Tori Guy and Francesco Ferrari in Tori and Francesco
B-Hybrid Dance in Foundations
Johnny Autin

Cloud Dance Festival and Giant Olive have joined forces to present regular performances of contemporary dance one Sunday night each month at Giant Olive’s Kentish Town theatre above a pleasant pub.

The bill this Sunday offered four very different pieces beginning with B-Hybrid Dance in Brian Gillespie’s Foundations, a lively, spiky work that seems expressive of releasing tensions through group support. Danced by Gillespie himself with Jumar Aben, Jade Hinksman, Eloise Sheldon and Alex Buchanan, it made a refreshing opener, carefully crafted as a group work yet with a sense of spontaneity.

Foundations was delightfully offset by the solos from Julia Pond that followed. Her work is firmly based on the principles of Isadora Duncan's technique and she began with some fluid examples from her Duncan repertoire danced to Schubert and Chopin before embarking on her own work Take/Give.

She has previously performed this choreography to baroque music but here, somewhat experimentally, she danced it to a Leonard Cohen song—and it worked beautifully. It is a dance in which she stretches a swathe of silk along the ground, swirls it around her feet and drapes it over herself. It is a very personal interpretation of the Duncan style spoiled only by a moment when she covers her head for just too long denying the audience contact with the dancer.

After the interval, Nina von der Werth’s Tori and Francesco (named after its performers, Francesco Ferrari and Tori Guy) is a spirited tongue-in-cheek duet for a bloke and his bird, a yellow feathered female scattering plumage around the stage, with some lithesome lifts and a presentation of a feather as a jokey reference to The Firebird. It is an attractive showcase for these young dancers and they deliver it with panache.

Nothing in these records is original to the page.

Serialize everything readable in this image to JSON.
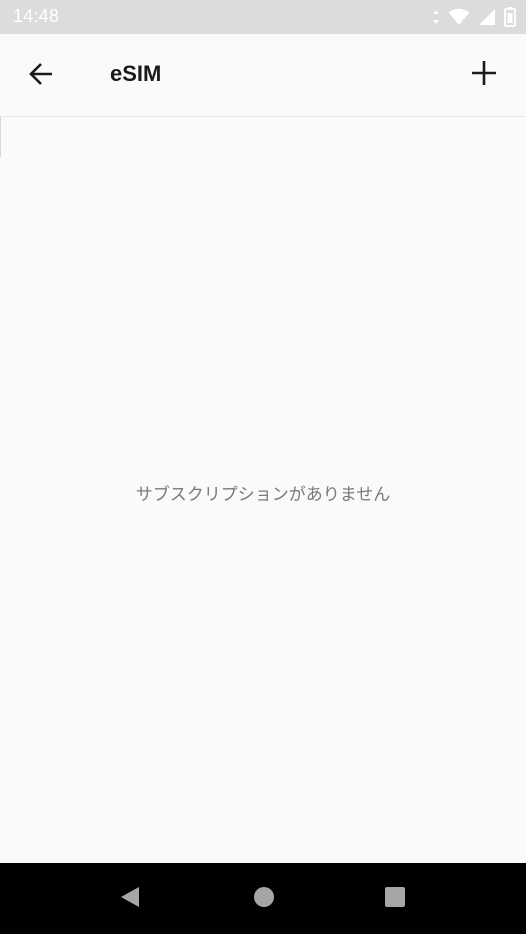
{
  "status_bar": {
    "time": "14:48",
    "icons": [
      "data-arrows-icon",
      "wifi-icon",
      "cell-signal-icon",
      "battery-icon"
    ]
  },
  "toolbar": {
    "title": "eSIM",
    "back_icon": "arrow-left-icon",
    "add_icon": "plus-icon"
  },
  "content": {
    "empty_message": "サブスクリプションがありません"
  },
  "nav_bar": {
    "icons": [
      "nav-back-icon",
      "nav-home-icon",
      "nav-recents-icon"
    ]
  },
  "colors": {
    "status_bar_bg": "#dcdcdc",
    "background": "#fafafa",
    "title": "#1a1a1a",
    "message": "#7a7a7a",
    "nav_bar_bg": "#000000",
    "nav_icon": "#a6a6a6"
  }
}
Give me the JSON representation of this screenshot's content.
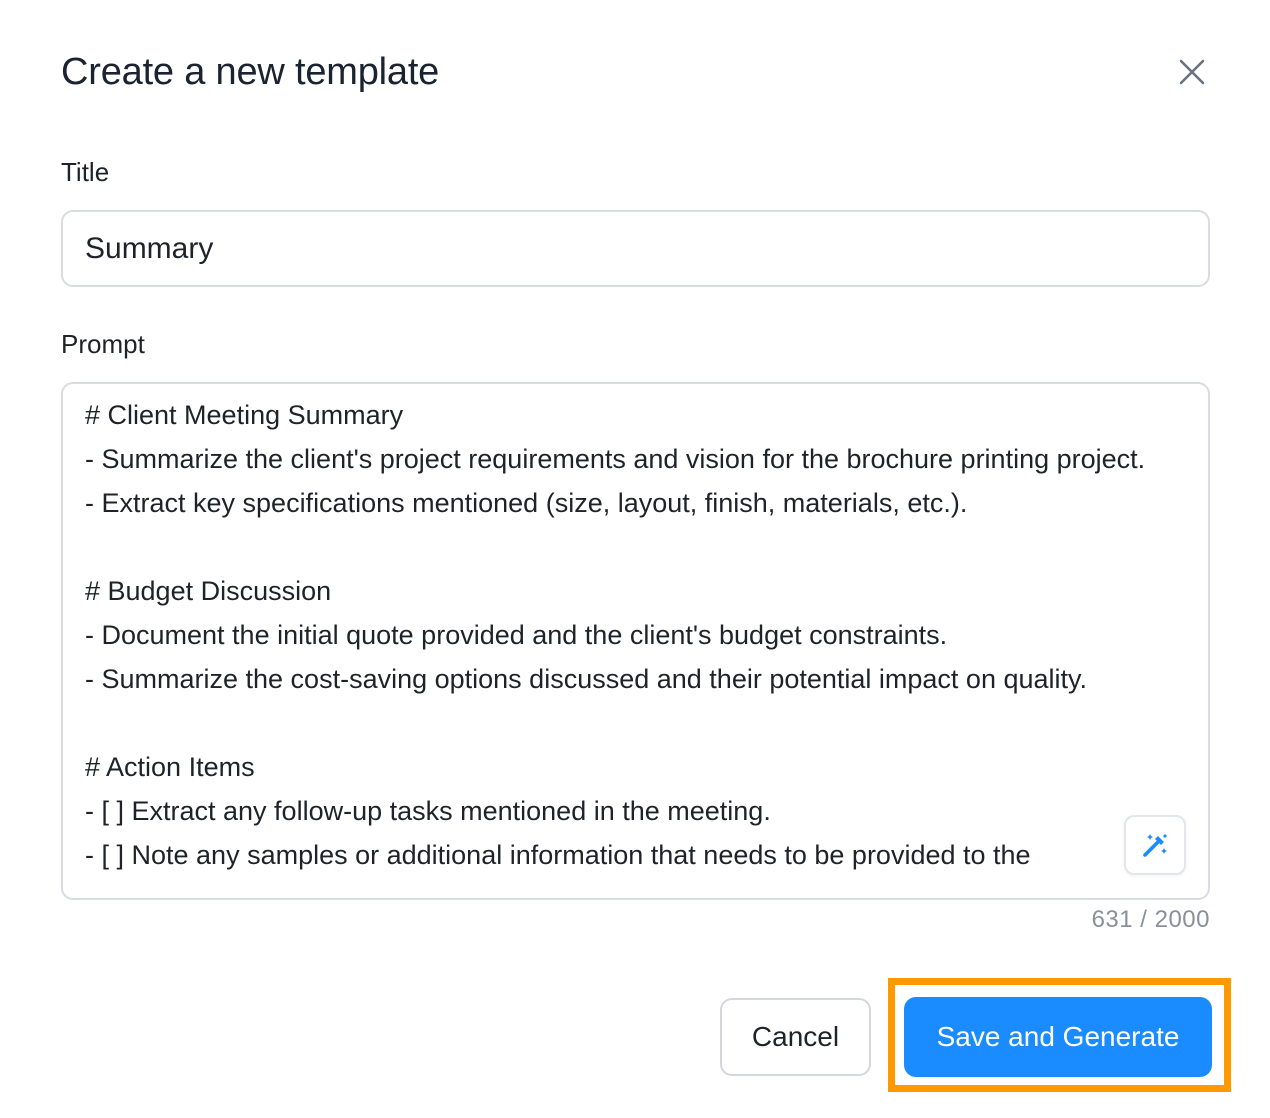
{
  "dialog": {
    "title": "Create a new template",
    "close_icon": "close-icon"
  },
  "title_field": {
    "label": "Title",
    "value": "Summary"
  },
  "prompt_field": {
    "label": "Prompt",
    "value": "# Client Meeting Summary\n- Summarize the client's project requirements and vision for the brochure printing project.\n- Extract key specifications mentioned (size, layout, finish, materials, etc.).\n\n# Budget Discussion\n- Document the initial quote provided and the client's budget constraints.\n- Summarize the cost-saving options discussed and their potential impact on quality.\n\n# Action Items\n- [ ] Extract any follow-up tasks mentioned in the meeting.\n- [ ] Note any samples or additional information that needs to be provided to the",
    "char_count": "631 / 2000",
    "magic_icon": "magic-wand-icon"
  },
  "actions": {
    "cancel_label": "Cancel",
    "primary_label": "Save and Generate"
  },
  "colors": {
    "primary": "#1a8cff",
    "highlight": "#ff9900",
    "border": "#d9dce1",
    "muted_text": "#8a9099"
  }
}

The final work, choreographed and performed by Johnny Autin, was in dark contrast to von der Werth’s exuberance. Taksim Square is a piece, which he considers still a work in progress, inspired by Turkish protests against the government of Recep Tayyip Erdoğan, especially the violent clashes with police in Ankara and Istanbul.

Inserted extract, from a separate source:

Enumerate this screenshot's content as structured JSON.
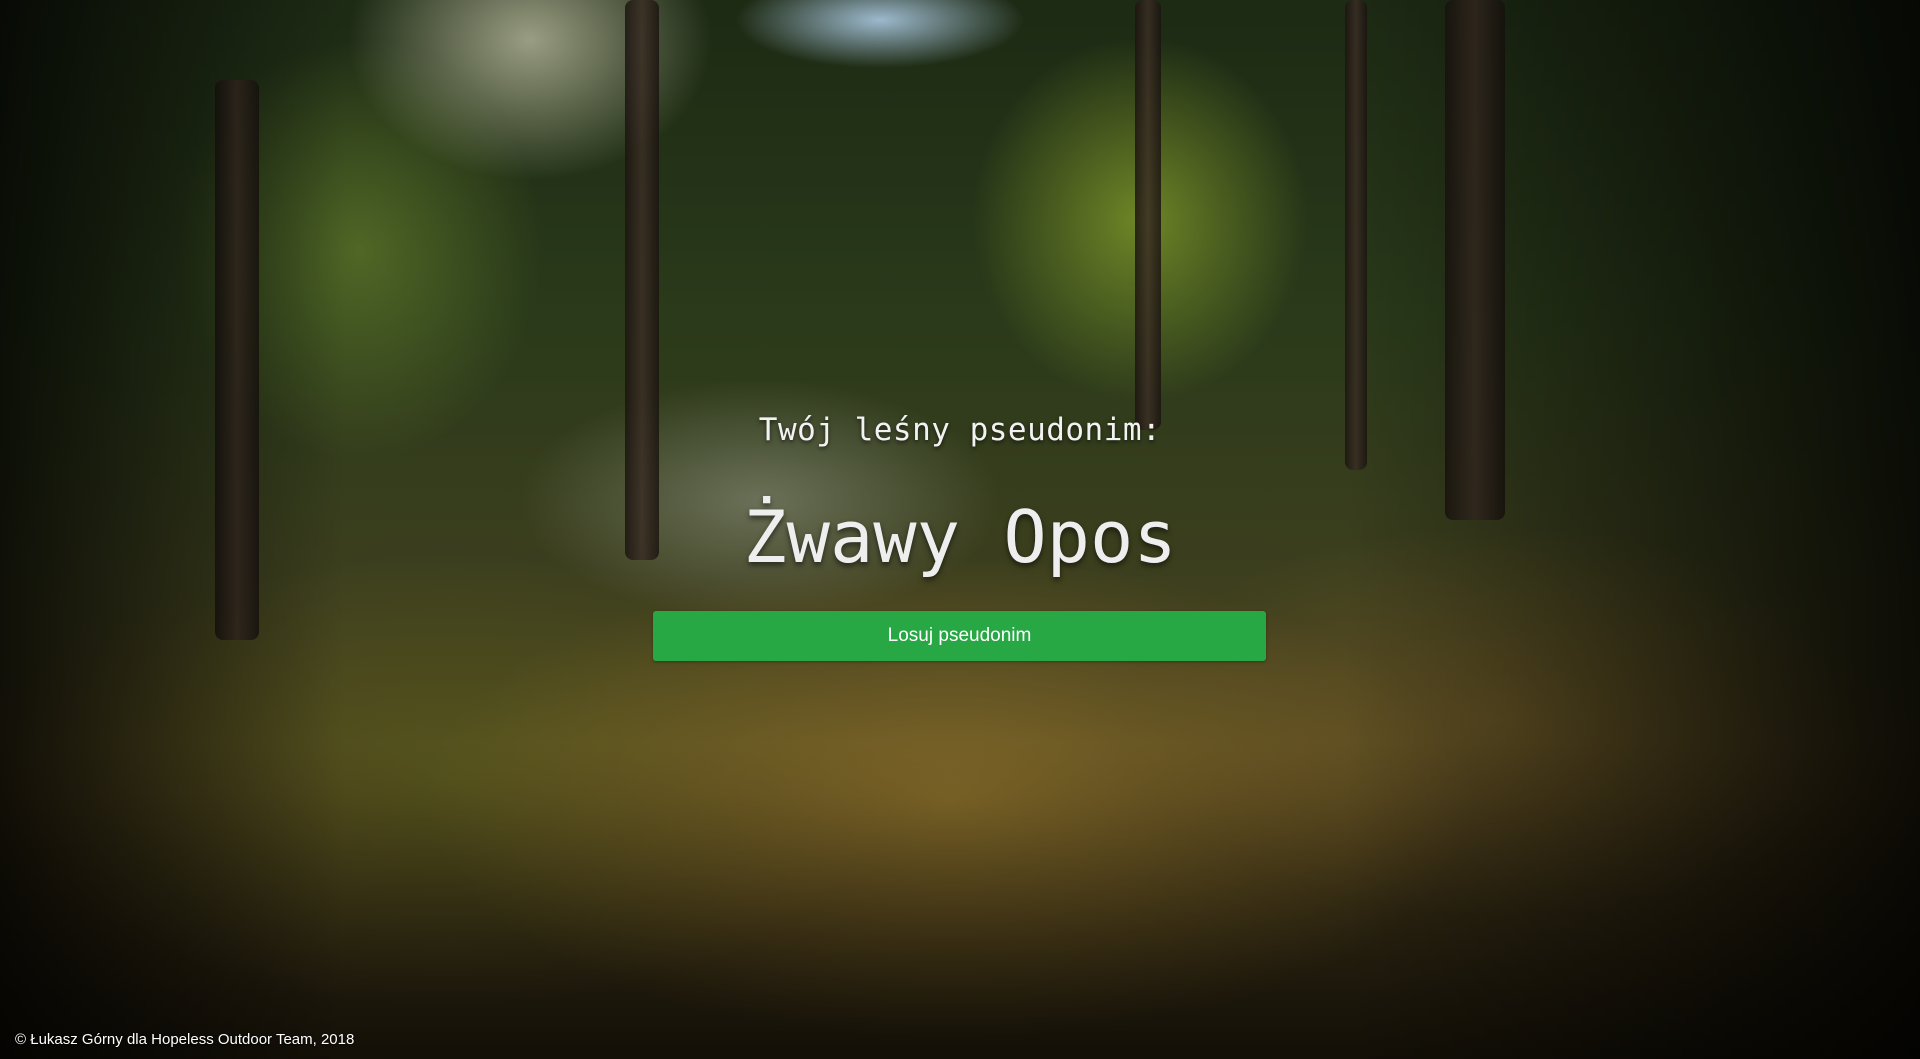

Dance is not the easiest medium in which to make a political statement—it can too easily come out propagandist—but Autin imbues this work with determination, pain and passion. It is packed with feeling but there is much more here than the physicality of rebellion and repression. Whether projecting himself across the stage, a rolling body on the ground or displaying the spotlit muscle movement of a stationary back, Autin captures something inexplicable in this exciting and thought-provoking performance.

If future programmes can be as stimulating as this, the Lion and Unicorn’s series of contemporary dance performances will earn itself a regular place in the dance diary of anyone who likes seeing new work and dance up close.

The next Cloud Dance Sundays will be on 4 August and 8 September 2013.